By Joe Wanner
The decision took less than a minute. The preparation took thirty-two years.
It was past 10 PM in an Orlando gym. I’d just closed out a full day training a near-ten-figure company, and I was on a recovery massage bed when a new connection appeared on a Christian dating app. Sparse profile. Blurry photos. By every conventional metric, a pass.
I opened it anyway.
I’ve spent two decades studying performance — first in collegiate and professional athletics, then as a performance physiologist for elite sales professionals. One principle holds in both arenas: people with clarity move faster than people with options. The hesitation most call prudence is usually just unresolved self-knowledge wearing a suit.
So I led with the truth. I told her I was on the app looking for my wife, and asked her what she was looking for.
“I just want a traditional man with good Christian values.”
“That’s boring,” I said. “Tell me what you actually want.”
She did. In a single message she gave me her life in miniature — the loss of her mother to cancer in her early twenties, the seasons that followed, and a faith that had never once blamed God for any of it. I’d asked the right question and gotten the answer that mattered. The conversation that followed wasn’t a date being arranged. It was due diligence, completed at speed.
We exchanged Instagram handles. A few messages in, I did what my work has trained me to do without ceremony: I FaceTime cold-called her at 11:45 PM.
We hung up at 5:15 AM.
I gave her homework before we ended the call — my full life story on my podcast, to be completed before we spoke again. She listened that same day. Two days later I drove to Tampa to meet her in person. The next morning we were dating. Four months later, engaged. Seven months after that, I had relocated across the country for the third time in eighteen months and we were married.
We opened the new year together under one roof with her grandparents, our daughter, our dog, our cat, and our bunny. We launched businesses side by side — mine in performance physiology for elite sales professionals, hers in herbology and property management. The household and the enterprise grew on the same timeline, because we built them on the same foundation.
Most observers called the pace reckless. I understood the impulse. From the outside, the timeline looks like a man making a fast decision. From the inside, it was a man closing a deal he had been preparing for since adolescence.
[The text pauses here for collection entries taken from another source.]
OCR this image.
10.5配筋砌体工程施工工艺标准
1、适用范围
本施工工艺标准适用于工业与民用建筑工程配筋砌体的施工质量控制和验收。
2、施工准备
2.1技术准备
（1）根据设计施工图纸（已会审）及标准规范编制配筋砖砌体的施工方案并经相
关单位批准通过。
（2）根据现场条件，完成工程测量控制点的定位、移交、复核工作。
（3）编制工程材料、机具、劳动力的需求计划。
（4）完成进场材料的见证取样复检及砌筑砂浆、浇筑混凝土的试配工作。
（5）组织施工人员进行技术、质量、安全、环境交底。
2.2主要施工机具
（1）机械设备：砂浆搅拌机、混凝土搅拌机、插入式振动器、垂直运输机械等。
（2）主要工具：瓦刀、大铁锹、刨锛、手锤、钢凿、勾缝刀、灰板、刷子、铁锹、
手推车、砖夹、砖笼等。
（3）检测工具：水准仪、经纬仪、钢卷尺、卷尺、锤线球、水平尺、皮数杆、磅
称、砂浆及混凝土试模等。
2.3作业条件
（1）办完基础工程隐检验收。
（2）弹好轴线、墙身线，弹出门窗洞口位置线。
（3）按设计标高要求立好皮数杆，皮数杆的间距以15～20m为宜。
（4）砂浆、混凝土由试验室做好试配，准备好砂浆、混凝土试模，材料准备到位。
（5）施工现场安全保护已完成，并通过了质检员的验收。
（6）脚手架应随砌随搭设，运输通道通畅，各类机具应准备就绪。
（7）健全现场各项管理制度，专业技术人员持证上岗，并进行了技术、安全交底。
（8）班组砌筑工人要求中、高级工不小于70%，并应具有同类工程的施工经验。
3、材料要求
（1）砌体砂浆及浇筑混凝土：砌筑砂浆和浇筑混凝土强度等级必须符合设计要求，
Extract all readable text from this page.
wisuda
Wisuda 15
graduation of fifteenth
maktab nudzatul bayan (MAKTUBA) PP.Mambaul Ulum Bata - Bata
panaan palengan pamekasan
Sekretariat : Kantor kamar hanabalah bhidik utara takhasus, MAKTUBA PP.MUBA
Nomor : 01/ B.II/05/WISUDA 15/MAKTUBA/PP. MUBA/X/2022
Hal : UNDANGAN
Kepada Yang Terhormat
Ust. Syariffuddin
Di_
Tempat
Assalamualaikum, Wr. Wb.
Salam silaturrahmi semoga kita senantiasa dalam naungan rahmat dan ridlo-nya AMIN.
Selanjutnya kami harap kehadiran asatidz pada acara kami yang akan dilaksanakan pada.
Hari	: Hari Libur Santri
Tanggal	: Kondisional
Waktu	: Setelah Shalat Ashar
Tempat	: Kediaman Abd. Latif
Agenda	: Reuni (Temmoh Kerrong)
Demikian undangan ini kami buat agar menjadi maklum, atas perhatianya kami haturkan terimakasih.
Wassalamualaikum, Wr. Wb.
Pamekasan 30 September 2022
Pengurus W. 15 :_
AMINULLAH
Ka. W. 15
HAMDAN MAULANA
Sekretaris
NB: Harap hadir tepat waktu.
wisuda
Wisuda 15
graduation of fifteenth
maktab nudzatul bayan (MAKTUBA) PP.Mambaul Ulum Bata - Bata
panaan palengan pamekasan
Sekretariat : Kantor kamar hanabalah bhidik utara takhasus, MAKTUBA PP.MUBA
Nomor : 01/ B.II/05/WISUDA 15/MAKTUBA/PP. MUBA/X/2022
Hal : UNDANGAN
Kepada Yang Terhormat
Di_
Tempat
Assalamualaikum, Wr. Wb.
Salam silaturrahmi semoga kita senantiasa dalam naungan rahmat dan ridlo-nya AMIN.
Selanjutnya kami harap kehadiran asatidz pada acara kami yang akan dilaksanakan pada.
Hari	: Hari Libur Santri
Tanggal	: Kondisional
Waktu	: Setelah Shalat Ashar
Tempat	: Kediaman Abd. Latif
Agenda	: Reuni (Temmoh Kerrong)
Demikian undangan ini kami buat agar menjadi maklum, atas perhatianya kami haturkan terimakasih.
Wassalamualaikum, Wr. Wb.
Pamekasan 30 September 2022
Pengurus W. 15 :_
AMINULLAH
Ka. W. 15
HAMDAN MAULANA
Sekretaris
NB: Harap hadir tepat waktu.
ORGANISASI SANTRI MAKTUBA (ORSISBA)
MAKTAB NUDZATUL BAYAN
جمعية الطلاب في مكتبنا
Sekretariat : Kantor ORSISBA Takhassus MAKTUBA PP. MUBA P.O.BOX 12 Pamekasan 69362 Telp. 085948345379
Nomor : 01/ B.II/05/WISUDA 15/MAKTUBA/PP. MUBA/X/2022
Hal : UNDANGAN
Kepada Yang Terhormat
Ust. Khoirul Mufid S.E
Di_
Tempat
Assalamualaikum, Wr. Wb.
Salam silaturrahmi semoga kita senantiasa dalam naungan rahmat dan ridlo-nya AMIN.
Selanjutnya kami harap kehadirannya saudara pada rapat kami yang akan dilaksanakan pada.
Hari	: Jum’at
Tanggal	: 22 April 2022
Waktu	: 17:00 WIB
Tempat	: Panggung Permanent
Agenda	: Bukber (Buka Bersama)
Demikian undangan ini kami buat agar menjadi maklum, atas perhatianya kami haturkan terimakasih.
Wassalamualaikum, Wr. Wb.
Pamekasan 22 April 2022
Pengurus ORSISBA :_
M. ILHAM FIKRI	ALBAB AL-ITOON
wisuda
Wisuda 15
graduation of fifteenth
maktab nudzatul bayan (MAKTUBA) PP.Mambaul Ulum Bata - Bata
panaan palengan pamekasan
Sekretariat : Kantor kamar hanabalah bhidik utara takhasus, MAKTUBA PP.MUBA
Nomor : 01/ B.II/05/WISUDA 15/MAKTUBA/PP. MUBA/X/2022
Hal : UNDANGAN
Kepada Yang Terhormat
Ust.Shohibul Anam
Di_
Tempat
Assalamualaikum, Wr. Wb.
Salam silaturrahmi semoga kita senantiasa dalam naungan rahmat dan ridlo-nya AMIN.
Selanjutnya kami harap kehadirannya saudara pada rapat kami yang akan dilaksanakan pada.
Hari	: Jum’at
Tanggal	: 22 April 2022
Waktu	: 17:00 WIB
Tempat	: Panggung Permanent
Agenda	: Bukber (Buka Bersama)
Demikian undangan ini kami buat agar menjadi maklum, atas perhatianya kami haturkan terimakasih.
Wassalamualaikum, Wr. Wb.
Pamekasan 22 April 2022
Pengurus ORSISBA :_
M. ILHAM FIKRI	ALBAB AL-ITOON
There is a quiet conviction shared by people who have done the deep, unglamorous work of becoming themselves: when the right opportunity finally arrives, waiting is not wisdom. Waiting is a tax on conviction, paid out of respect for other people’s timelines. The hesitation that strangers admire as discernment is, more often than not, a man who hasn’t yet decided who he is. I had. So had she. We recognized it in each other inside a single conversation.
Pair that self-knowledge with full surrender to God for the direction of your life, and what looks like coincidence to the rest of the world begins to look, from where you’re standing, like the only logical outcome. The stars do not align. Opportunity meets preparedness, and the people who have done the work are the ones positioned to receive it.
We were not made for each other. Life built us for each other — separately, in seasons that neither of us would have chosen and both of us required. The character was forged behind closed doors, in the quiet, in the years when no one was watching and no one understood. That is the work nobody applauds. It is also the only work that matters.
In our first year of marriage, we have walked through more heart-wrenching moments and tested seasons than most couples encounter in decades. We are still standing — scarred, occasionally laughing through tears, praying for a sparkle of joy among the mountains we have already climbed.
And because we have been tested, God can trust us. We can trust us.
That is how I know I have found my forever.